PPOTrainer: Output generated during training different than that during inference

Hello,

I’m using the PPOTrainer library to do LM fine-tuning and having trouble debugging an issue where a trained model generates gibberish. At first, I thought this was due to the training setup, but when I looked at the outputs generated every few steps using PPOTrainer.generate() during training they seemed fine. However, when I load the model trained for the same amount of steps and do offline inference on the same set of input prompts, I somehow end up with gibberish. I’m guessing there is some subtle difference between how generation is done during training and inference that I’m currently missing.

For the training code, I mostly followed the example given in StackLLaMa. If it’s helpful, here is a snippet of the training code:

model_kwargs = dict(
    revision=model_args.model_revision,
    trust_remote_code=model_args.trust_remote_code,
    use_flash_attention_2=model_args.use_flash_attention_2,
    torch_dtype=torch_dtype,
    use_cache=False if training_args.gradient_checkpointing else True,
    device_map=get_kbit_device_map(),
    quantization_config=get_quantization_config(model_args),
)

model = AutoModelForCausalLMWithValueHead.from_pretrained(
    model_args.model_name_or_path,
    load_in_8bit=True,
    peft_config=get_peft_config(model_args),
    **model_kwargs,
)
...
ppo_trainer = PPOTrainer(
    config=ppo_config,
    model=model,
    ref_model=None,
    tokenizer=tokenizer,
    dataset=train_dataset,
    data_collator=collator,
)
...

generation_kwargs = {
    "min_length": -1,
    "top_k": 0.0,
    "top_p": 1.0,
    "do_sample": True,
    "max_new_tokens": training_args.output_max_length,
    "pad_token_id": tokenizer.eos_token_id,
}
...
for step, batch in tqdm(
    enumerate(ppo_trainer.dataloader),
    desc="Train step: ",
    disable=not accelerator.is_local_main_process,
    total=min(len(ppo_trainer.dataloader), ppo_config.steps),
):
    if step >= ppo_config.steps: break

    # Do a small sanity eval for sanity check.
    if step % 5 == 0:
        small_eval(step, ppo_trainer, rmodel, eval_dataloader)

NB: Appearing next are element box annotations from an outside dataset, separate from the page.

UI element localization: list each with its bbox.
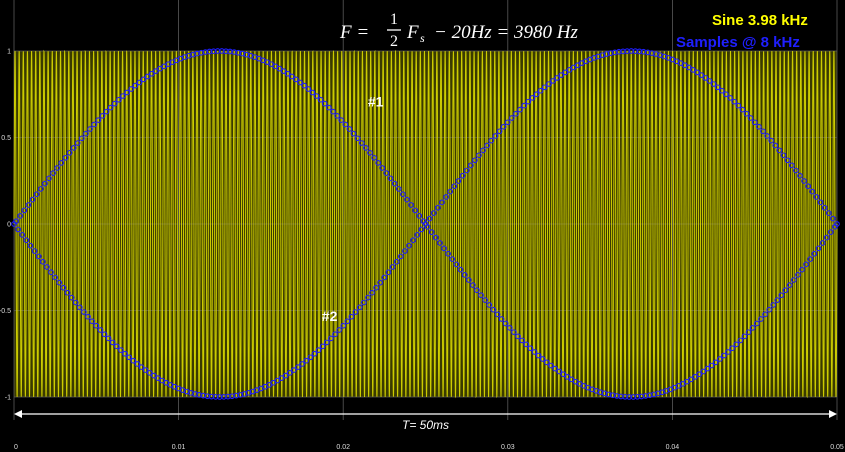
legend-item-sine: Sine 3.98 kHz bbox=[712, 12, 808, 29]
x-tick-label-2: 0.02 bbox=[336, 444, 350, 451]
formula-rhs-subscript: s bbox=[420, 31, 425, 45]
y-tick-label-1: 0.5 bbox=[1, 135, 11, 142]
y-tick-label-2: 0 bbox=[7, 222, 11, 229]
formula-rhs-rest: − 20Hz = 3980 Hz bbox=[434, 22, 578, 43]
x-tick-label-3: 0.03 bbox=[501, 444, 515, 451]
y-tick-label-4: -1 bbox=[5, 395, 11, 402]
formula-fraction-denominator: 2 bbox=[390, 33, 398, 50]
curve-annotation-2: #2 bbox=[322, 308, 338, 324]
x-tick-label-4: 0.04 bbox=[666, 444, 680, 451]
formula-lhs: F = bbox=[339, 22, 369, 43]
legend-item-samples: Samples @ 8 kHz bbox=[676, 34, 800, 51]
x-tick-label-0: 0 bbox=[14, 444, 18, 451]
y-tick-label-3: -0.5 bbox=[0, 308, 11, 315]
formula-fraction-numerator: 1 bbox=[390, 11, 398, 28]
period-label: T= 50ms bbox=[402, 418, 449, 432]
scope-display: 0 0.01 0.02 0.03 0.04 0.05 1 0.5 0 -0.5 -1 F = 1 2… bbox=[0, 0, 845, 452]
x-tick-label-5: 0.05 bbox=[830, 444, 844, 451]
curve-annotation-1: #1 bbox=[368, 93, 384, 109]
y-tick-label-0: 1 bbox=[7, 49, 11, 56]
x-tick-label-1: 0.01 bbox=[172, 444, 186, 451]
formula-rhs-variable: F bbox=[406, 22, 419, 43]
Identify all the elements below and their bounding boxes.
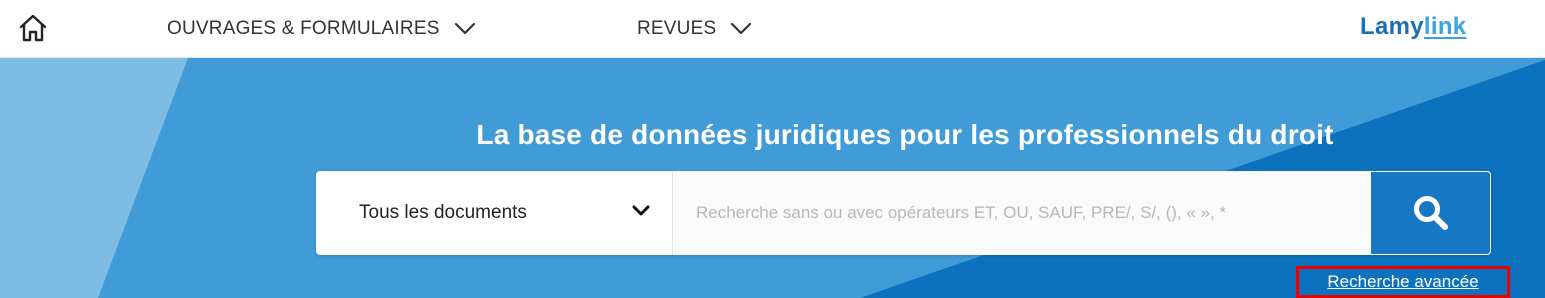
search-icon	[1413, 196, 1448, 230]
hero-title: La base de données juridiques pour les p…	[476, 119, 1334, 150]
chevron-down-icon	[632, 205, 650, 216]
search-input[interactable]	[674, 171, 1370, 255]
nav-revues-label: REVUES	[637, 18, 717, 39]
search-button[interactable]	[1370, 171, 1491, 255]
nav-ouvrages-label: OUVRAGES & FORMULAIRES	[167, 18, 440, 39]
top-navigation: OUVRAGES & FORMULAIRES REVUES Lamylink	[0, 0, 1545, 58]
home-icon	[19, 14, 47, 42]
hero-banner: La base de données juridiques pour les p…	[0, 58, 1545, 298]
nav-ouvrages-formulaires[interactable]: OUVRAGES & FORMULAIRES	[167, 16, 476, 42]
document-type-value: Tous les documents	[359, 202, 527, 223]
search-bar: Tous les documents	[316, 171, 1491, 255]
home-button[interactable]	[18, 13, 48, 43]
advanced-search-link[interactable]: Recherche avancée	[1296, 266, 1510, 298]
chevron-down-icon	[731, 22, 752, 35]
chevron-down-icon	[454, 22, 475, 35]
brand-logo[interactable]: Lamylink	[1360, 13, 1466, 41]
brand-logo-part1: Lamy	[1360, 13, 1424, 40]
nav-revues[interactable]: REVUES	[637, 16, 752, 42]
brand-logo-part2: link	[1423, 13, 1467, 40]
document-type-select[interactable]: Tous les documents	[316, 171, 673, 255]
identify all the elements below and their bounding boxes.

    query_tensors = batch["input_ids"]

    # Get responses from the base model.
    response_tensors = ppo_trainer.generate(
        query_tensors,
        return_prompt=False,
        **generation_kwargs,
    )
    batch["response"] = tokenizer.batch_decode(response_tensors)

    # Compute the reward scores.
    texts = [q + r for q, r in zip(batch["query"], batch["response"])]
    with torch.no_grad():
        rmodel_inputs = rmodel_tokenizer(texts, padding=True, truncation=True, return_tensors="pt")
        rewards = [r.squeeze().to(dtype=torch.float) for r in rmodel(**rmodel_inputs)]

    # Run PPO step.
    stats = ppo_trainer.step(query_tensors, response_tensors, rewards)
    ppo_trainer.log_stats(stats, batch, rewards)

The offline inference code is essentially the few lines of code given in Use model after training.

I’m curious if anyone else with more experience with PPOTrainer had a similar issue. I’d very much appreciate any input on this.

Also, on a somewhat related note, I’m curious about the correct way to save checkpoints and resume training with PPOTrainer. I’ve noticed that the API differs somewhat from SFTTrainer, which seems to rely on the transformers’ Trainer for checkpointing in a more conventional manner.

Thanks!

Testing this out for the first time and finding the same issue as well. During DPO training, my loss decreased and rewards slowly increased to ~90%. When I load the model and pass in the same prompts, it outputs gibberish. Not sure what went wrong :slight_smile: Following.